Home/ Questions/Q 1095421
In Process

The Archive Base Latest Questions

Editorial Team
  • 0
Asked: 2026-05-17T00:07:17+00:00

How is the conditional operator represented using bitwise operators? It is a homework question

  • 0

How is the conditional operator represented using bitwise operators?

It is a homework question where I have to implement the conditional operator using only bitwise operations. It would be simple if if statements were allowed, however it has to be strictly bitwise operators.

Only the operators !, ~, &, ^, |, +, >>, and << can be used. No if statements or loops can be used.

The function takes three ints and works just like the normal conditional operator. The first argument is evaluated as either zero or non-zero. If the first argument is zero then the second argument is returned. If the first argument is non-zero then the third argument is returned.

I was hoping there would be a simple algorithm for this. Any ideas on where to start would be a great help.

Share

Leave an answer

You must login to add an answer.

Need An Account,

1 Answer

  1. Editorial Team

    Are shifts allowed as bitwise operators? Are arithmetic operators allowed?

    Your edit is not entirely clear, but I assume that you need to implement an equivalent of

    a ? b : c

    where a, b and c are integers.

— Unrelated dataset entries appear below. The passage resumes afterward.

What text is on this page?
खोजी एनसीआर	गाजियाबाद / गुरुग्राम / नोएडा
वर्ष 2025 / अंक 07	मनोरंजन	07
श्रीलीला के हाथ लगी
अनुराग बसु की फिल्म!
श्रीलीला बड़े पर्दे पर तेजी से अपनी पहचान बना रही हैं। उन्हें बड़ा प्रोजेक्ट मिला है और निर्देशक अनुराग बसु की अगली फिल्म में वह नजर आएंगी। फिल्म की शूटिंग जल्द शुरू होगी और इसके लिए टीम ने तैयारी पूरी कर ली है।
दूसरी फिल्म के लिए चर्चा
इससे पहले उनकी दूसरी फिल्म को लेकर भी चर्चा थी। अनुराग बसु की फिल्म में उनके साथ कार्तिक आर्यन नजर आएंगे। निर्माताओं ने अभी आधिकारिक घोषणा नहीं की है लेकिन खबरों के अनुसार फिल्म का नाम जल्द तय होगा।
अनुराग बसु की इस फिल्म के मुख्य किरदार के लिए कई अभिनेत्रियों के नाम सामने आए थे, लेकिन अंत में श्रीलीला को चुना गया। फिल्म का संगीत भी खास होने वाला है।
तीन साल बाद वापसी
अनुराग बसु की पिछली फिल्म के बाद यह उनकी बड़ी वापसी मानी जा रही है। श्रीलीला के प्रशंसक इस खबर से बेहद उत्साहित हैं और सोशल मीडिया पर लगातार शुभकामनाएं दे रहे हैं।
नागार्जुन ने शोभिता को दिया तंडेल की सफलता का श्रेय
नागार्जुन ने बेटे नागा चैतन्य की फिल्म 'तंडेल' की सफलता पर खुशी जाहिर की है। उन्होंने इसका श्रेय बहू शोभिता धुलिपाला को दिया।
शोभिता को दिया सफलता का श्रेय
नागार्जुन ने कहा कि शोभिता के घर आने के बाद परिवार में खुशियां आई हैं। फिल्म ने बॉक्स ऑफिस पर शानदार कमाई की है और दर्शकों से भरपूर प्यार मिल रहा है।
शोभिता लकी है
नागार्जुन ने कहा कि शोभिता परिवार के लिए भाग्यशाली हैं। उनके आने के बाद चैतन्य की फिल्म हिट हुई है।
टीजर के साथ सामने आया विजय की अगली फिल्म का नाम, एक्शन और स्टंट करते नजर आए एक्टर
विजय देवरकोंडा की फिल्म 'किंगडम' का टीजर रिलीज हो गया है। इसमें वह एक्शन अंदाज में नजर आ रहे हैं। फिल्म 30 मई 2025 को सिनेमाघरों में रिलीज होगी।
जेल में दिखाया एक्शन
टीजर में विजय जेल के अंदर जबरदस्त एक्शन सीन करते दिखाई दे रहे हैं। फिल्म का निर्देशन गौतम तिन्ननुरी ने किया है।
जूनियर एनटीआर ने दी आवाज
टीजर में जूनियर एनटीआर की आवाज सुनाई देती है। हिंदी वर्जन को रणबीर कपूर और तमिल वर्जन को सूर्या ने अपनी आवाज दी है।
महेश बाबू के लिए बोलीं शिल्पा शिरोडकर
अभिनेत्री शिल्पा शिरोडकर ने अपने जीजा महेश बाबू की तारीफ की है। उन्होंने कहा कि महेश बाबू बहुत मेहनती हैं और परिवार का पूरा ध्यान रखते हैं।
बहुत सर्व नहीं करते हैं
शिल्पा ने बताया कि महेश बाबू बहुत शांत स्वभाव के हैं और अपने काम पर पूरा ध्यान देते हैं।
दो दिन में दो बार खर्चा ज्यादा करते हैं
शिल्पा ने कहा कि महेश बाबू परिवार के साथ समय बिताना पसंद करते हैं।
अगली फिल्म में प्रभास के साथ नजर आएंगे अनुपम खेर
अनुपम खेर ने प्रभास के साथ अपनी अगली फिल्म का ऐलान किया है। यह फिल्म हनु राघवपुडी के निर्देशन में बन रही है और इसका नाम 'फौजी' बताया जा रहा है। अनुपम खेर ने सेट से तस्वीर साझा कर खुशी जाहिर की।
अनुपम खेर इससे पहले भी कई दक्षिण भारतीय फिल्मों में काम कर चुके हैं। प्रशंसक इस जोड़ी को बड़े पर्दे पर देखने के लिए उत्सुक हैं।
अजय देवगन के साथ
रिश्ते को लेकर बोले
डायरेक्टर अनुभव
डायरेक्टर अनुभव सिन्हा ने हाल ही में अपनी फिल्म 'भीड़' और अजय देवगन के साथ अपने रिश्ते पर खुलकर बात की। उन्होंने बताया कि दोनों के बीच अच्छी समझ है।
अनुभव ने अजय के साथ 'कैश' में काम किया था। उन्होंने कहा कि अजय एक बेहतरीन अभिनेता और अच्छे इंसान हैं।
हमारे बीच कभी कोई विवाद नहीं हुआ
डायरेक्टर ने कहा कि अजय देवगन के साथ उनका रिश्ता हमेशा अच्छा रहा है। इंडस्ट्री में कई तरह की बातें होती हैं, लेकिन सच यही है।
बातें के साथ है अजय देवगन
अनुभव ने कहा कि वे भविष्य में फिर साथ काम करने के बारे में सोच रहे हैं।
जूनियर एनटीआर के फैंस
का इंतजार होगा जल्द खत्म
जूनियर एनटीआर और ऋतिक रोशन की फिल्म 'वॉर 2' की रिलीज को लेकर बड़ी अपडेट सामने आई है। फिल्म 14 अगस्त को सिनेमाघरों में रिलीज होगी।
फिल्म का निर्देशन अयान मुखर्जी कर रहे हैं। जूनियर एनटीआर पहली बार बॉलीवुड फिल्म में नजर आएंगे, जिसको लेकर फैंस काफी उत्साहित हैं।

This is in turn equivalent to

    a != 0 ? b : c

    One way to achieve that is to find a way to turn non-zero value of a into an all-ones bit pattern using only bitwise operators. If we figure out how to do that, the rest would be easy. Now, I don’t immediately remember any ingenious tricks that would do that (they do exist I believe), and I don’t know for sure which operators are allowed and which are not, so for now I will just use something like

    a |= a >> 1; a |= a >> 2; a |= a >> 4; a |= a >> 8; a |= a >> 16;
a |= a << 1; a |= a << 2; a |= a << 4; a |= a << 8; a |= a << 16;

    For a 32-bit integer type, if (and only if) there was at least one bit set in the original a, the above should result in all bits of a set to 1. (Let’s assume we are working with unsigned integers, to avoid the issues associated with shifting of signed values). Again, there must be a more clever way to do that, I’m sure. For example: a = !a - 1, but I don’t know if ! and - are allowed.

    Once we’ve done that, the original conditional operator becomes equivalent to

    (a & b) | (~a & c)

    Done.

    • 0